Jesper Juul is a Danish game designer, educator, and theorist in the field of video game studies. He is an associate professor at the Danish Design School.

Juul is also a co-editor, with William Uricchio and Geoffrey Long of the MIT Press Playful Thinking series.

He has previously worked at the New York University Game Center, Comparative Media Studies at Massachusetts Institute of Technology, and the Center for Computer Games Research at the IT University of Copenhagen.

He graduated from the University of Copenhagen where he earned a MA degree in Nordic literature. He earned a PhD in video game theory from the IT University of Copenhagen.

==Theoretical work==

Though his 1999 MA thesis concerned the rejection of narrative as a useful tool for understanding video games, and though Jesper Juul is often considered a ludologist, his more recent work deals with the fictional aspects of video games as well. Juul's book on video game theory, Half-Real: Video Games Between Real Rules and Fictional Worlds was published by MIT Press in 2005, and named by designer Ernest Adams as one of the "50 Books for Everyone in the Game Industry".

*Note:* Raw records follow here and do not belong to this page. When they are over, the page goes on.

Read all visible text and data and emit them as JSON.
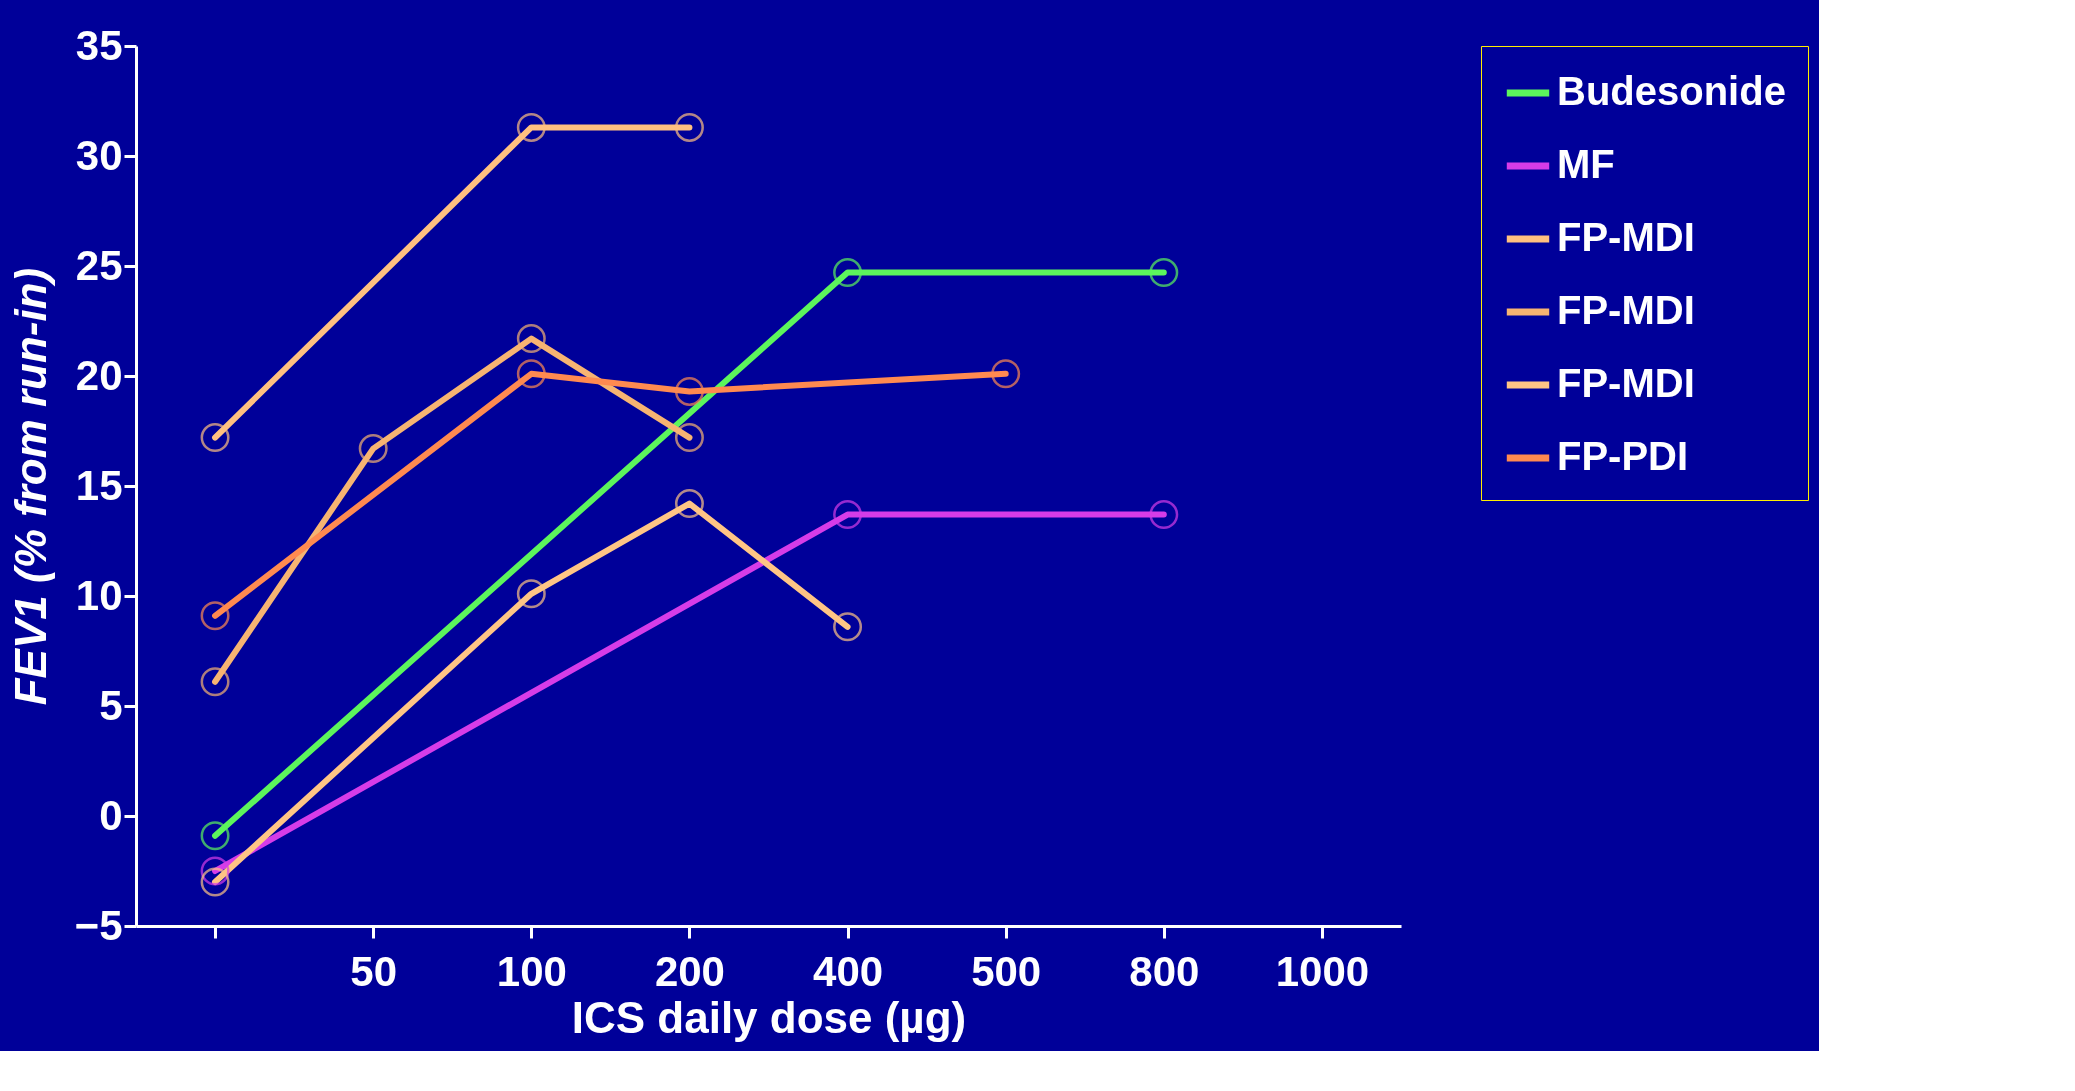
{
  "chart_data": {
    "type": "line",
    "xlabel": "ICS daily dose (µg)",
    "ylabel": "FEV1 (% from run-in)",
    "categories": [
      null,
      "50",
      "100",
      "200",
      "400",
      "500",
      "800",
      "1000"
    ],
    "series": [
      {
        "name": "Budesonide",
        "color": "#5cf55c",
        "values": [
          -0.9,
          null,
          null,
          null,
          24.7,
          null,
          24.7,
          null
        ]
      },
      {
        "name": "MF",
        "color": "#d63ce8",
        "values": [
          -2.5,
          null,
          null,
          null,
          13.7,
          null,
          13.7,
          null
        ]
      },
      {
        "name": "FP-MDI",
        "color": "#ffc080",
        "values": [
          17.2,
          null,
          31.3,
          31.3,
          null,
          null,
          null,
          null
        ]
      },
      {
        "name": "FP-MDI",
        "color": "#f7b472",
        "values": [
          6.1,
          16.7,
          21.7,
          17.2,
          null,
          null,
          null,
          null
        ]
      },
      {
        "name": "FP-MDI",
        "color": "#ffc585",
        "values": [
          -3.0,
          null,
          10.1,
          14.2,
          8.6,
          null,
          null,
          null
        ]
      },
      {
        "name": "FP-PDI",
        "color": "#ff8a50",
        "values": [
          9.1,
          null,
          20.1,
          19.3,
          null,
          20.1,
          null,
          null
        ]
      }
    ],
    "ylim": [
      -5,
      35
    ],
    "yticks": [
      -5,
      0,
      5,
      10,
      15,
      20,
      25,
      30,
      35
    ],
    "grid": false,
    "legend": "top right",
    "marker": "circle",
    "line_style": "solid"
  }
}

His second book, A Casual Revolution, concerns the rise of casual games and the expansion of the video game audience in terms of both age and gender.

Juul says that his third book, The Art of Failure, is about his personal experiences of being an obsessive completionist and the frustration that results of it. It discusses the paradox that players seek out video games even though video games often make players unhappy.

== Other work ==
Juul has also worked as a designer and programmer in video game and chat development, and participated in the Indie Game Jam. He co-organized the first Nordic Game Jam and Computer games and Digital Textualities, one of the first academic conferences on video games.

Juul is a judge at the Independent Games Festival Nuovo awards.

Juul runs a blog on video game theory, The Ludologist.